Auch bei seiner Organisation liefen die Projekte weiter, sagt Christian Katzer, Geschäftsführer der deutschen Sektion der NGO "Ärzte ohne Grenzen". "Die Patientinnen und Patienten haben weiter Zugang zur Gesundheitsversorgung. Unser gesamtes Personal kann zur Arbeit kommen, so dass wir diese überlebenswichtige medizinische Hilfe wirklich anbieten können."
Behindert würden die Mitarbeiter nicht. "Im Gegenteil, wir haben von den lokalen Behörden die Aufforderungen bekommen, weiter zu arbeiten. In einigen Gebieten, in denen wir uns in der Vergangenheit nicht ohne Sicherheitsvorkehrungen bewegen konnten, wurden wir jetzt hineingebeten." Dort habe sich die Bewegungsfreiheit sogar leicht verbessert. "Es ist oft so, dass es einfacher für uns ist, wenn nur eine Gruppe ein Land oder eine Region kontrolliert. Denn dann müssen wir auch nur mit einer Seite reden."
Probleme könnte der Umstand bereiten, dass die Versorgung über den Flughafen Kabul derzeit unterbrochen sei. Dadurch könne sich der Zugang zu Gesundheitsversorgung für viele Menschen eventuell verschlechtern. "Allerdings hatten wir das große Glück, dass kurz bevor der Flughafen von Kabul durch die militärische Luftbrücke in Beschlag genommen wurde, noch eine Lieferung dort landen konnten. Wir konnten diese Materialien in den letzten Tagen im Land verteilen."
"Wir sollten die Afghanen nicht bestrafen"
Das Verhältnis zu den Taliban sei wohl auch deswegen so problemlos, weil "Ärzte ohne Grenzen" politisch nicht Partei nehme, sagt Katzer. Dies sei eine Grundvoraussetzung, um überhaupt arbeiten zu können. "Und natürlich waren wir mit den Taliban auch in den letzten Jahren in Kontakt.

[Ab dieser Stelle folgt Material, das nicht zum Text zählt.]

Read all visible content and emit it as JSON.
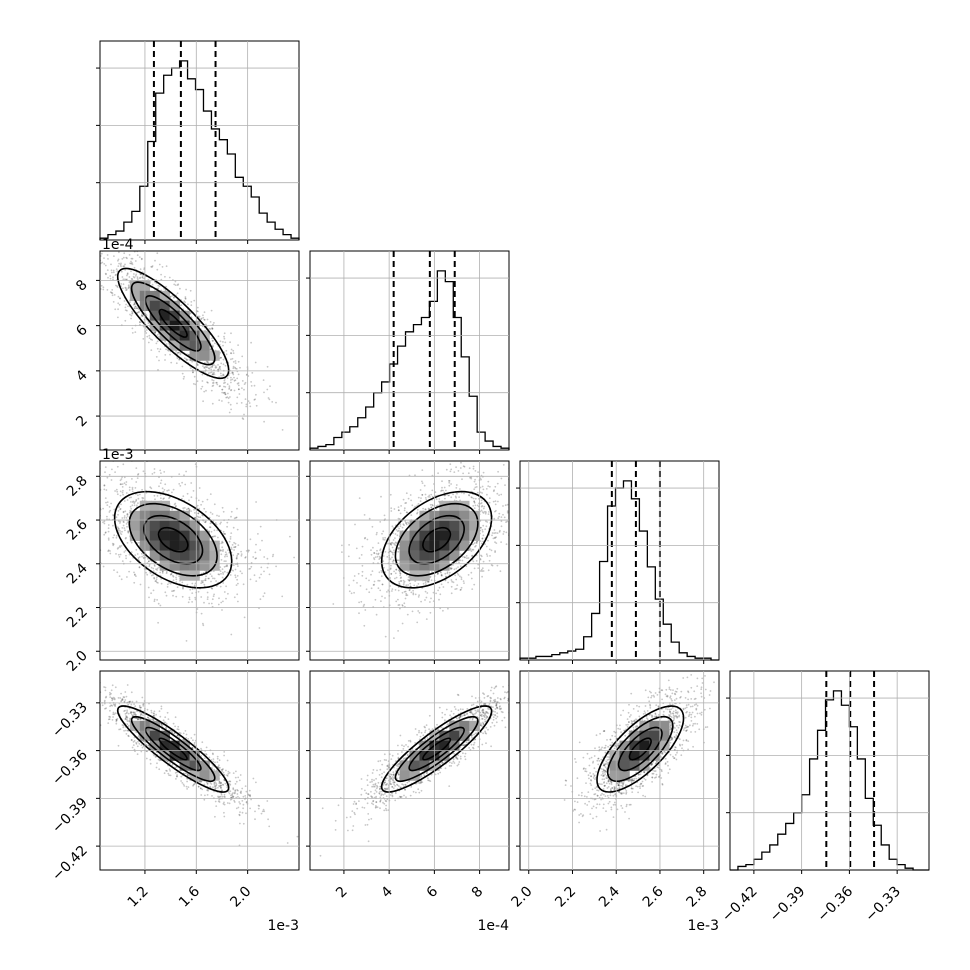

Wir haben in Gebieten gearbeitet, in denen sie präsent waren." Zwar sei die Arbeit während der vergangenen Kämpfe beeinträchtigt worden. "Aber durch die Verhandlungen mit den Taliban wissen wir sehr gut, wer die sind und sie wissen, wer wir sind. Da gibt es ein gegenseitiges Verständnis, dass es uns ermöglicht, weiterhin zu arbeiten."
Trotz des politischen Machtwechsels in Afghanistan gelte es die Proportionen zu beachten, sagt Naim Ziayee von der Afghanischen Kinderhilfe Deutschland. "Wenn wir alle Taliban zusammenrechnen, kommen wir auf rund 200.000 Personen. Aber die afghanische Bevölkerung besteht aus 35 Millionen Menschen. Die sollten wir nicht bestrafen."